Character Connections

Eden McCrorey: Eden cycles through protective disguises—quiet girl, confident new girl, casual girlfriend, “slut”—each an attempt to control what others see, and therefore what feels real. The personas work until they don’t; each sheds a part of her that needs acknowledgment. Her turning point comes when she stops choosing between past and present selves and starts speaking from both.

Mara: Mara’s makeover is framed as reclaiming her “real me” from bullying, offering a healthier model of change. By contrast, Eden’s transformations suppress the “real me” to avoid pain. The growing distance between them illustrates how trauma isolates identity work; the survivor’s internal battle often goes unseen, misread as fickleness or rebellion.

Josh Miller: Josh loves the girl Eden performs sophomore year but senses a hidden self he can’t reconcile. His confusion mirrors the novel’s central conflict: if Eden can’t integrate her identities, no one else can do it for her. Their breakup exposes the limits of relational validation when an internal fracture remains unhealed.

Caelin McCrorey: As the sibling tether to “the way she used to be,” Caelin’s failure to see Eden’s pain compounds her isolation. His later shock—“I don’t even recognize you”—is both indictment and lament, showing how family narratives can erase survivors when they can’t (or won’t) hold the truth.

Kevin Armstrong: As perpetrator and gaslighter—“No one will ever believe you”—Kevin attempts to fix Eden’s identity as voiceless and discredited. His arrest interrupts that imposed narrative, creating space for Eden’s voice to redefine who she is and what happened to her.


Symbolic Elements

Eden’s physical appearance: Glasses and band-geek clothes mark the pre-trauma self; contacts, new hair, and trendy outfits are armor. The makeover grants control over how she is read, but as armor, it prevents intimacy as much as it provides safety, dramatizing the cost of self-protection.

The bedroom: Because the assault occurs there, her room becomes an internal wound mapped onto space. Sleeping on the floor in a bag and compulsively locking the door ritualize vigilance; the room no longer shelters a self, it polices one.
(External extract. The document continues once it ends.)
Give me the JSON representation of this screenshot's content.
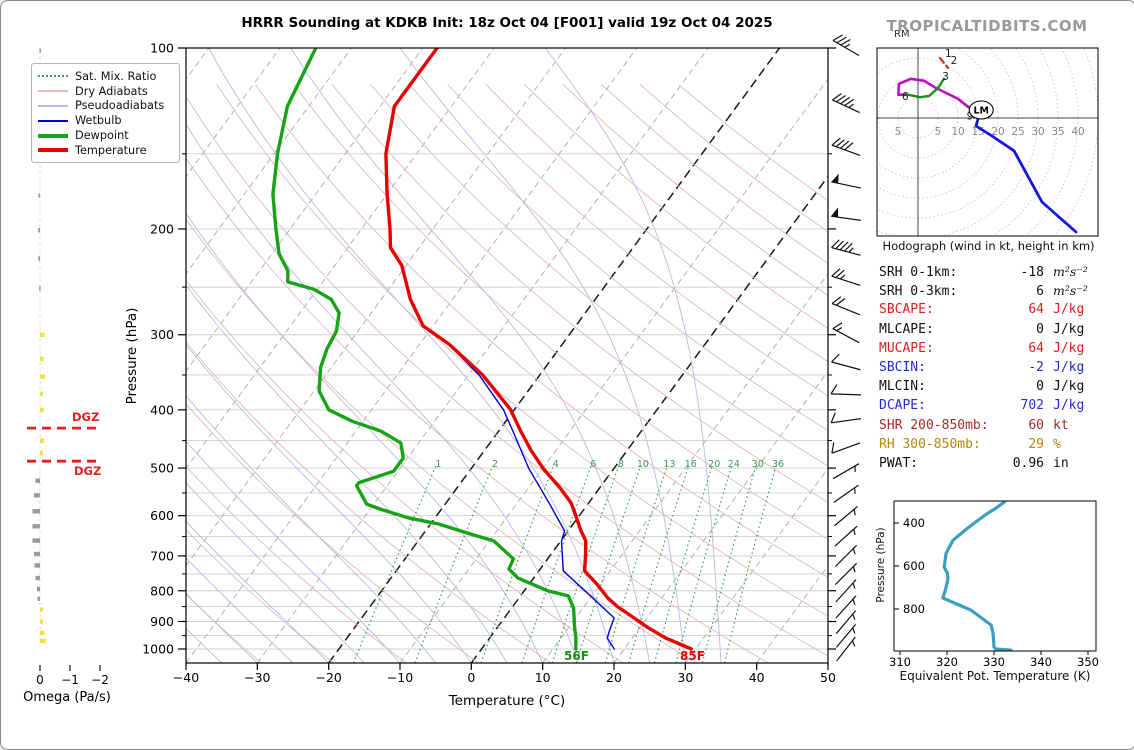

The yearbook: A book meant to archive continuity becomes an artifact of rupture. Seeing a stranger in her own photo reveals that time alone can’t restore identity; only truth-telling can bridge the “before/after” chasm.


Contemporary Relevance

Eden’s story resonates with contemporary conversations about trauma, C-PTSD, and dissociation, especially the “before” and “after” language many survivors use. The novel refuses the cultural script of “getting over it,” insisting instead on the long, nonlinear labor of integrating grief, anger, and memory into a livable identity. In a world that rewards curated personas, Eden’s journey challenges the allure of reinvention as a cure, advocating for voice, community belief, and trauma-informed care as foundations for authentic selfhood.


Essential Quote

But I’m not her anymore. I don’t even want to be her anymore.

This declaration captures both the necessity and danger of reinvention. It names the survival instinct to abandon the “old” self while foreshadowing the cost of rejecting one’s own history. The arc of the novel transforms this line from erasure into redefinition, as Eden learns to speak from, not against, the girl she used to be.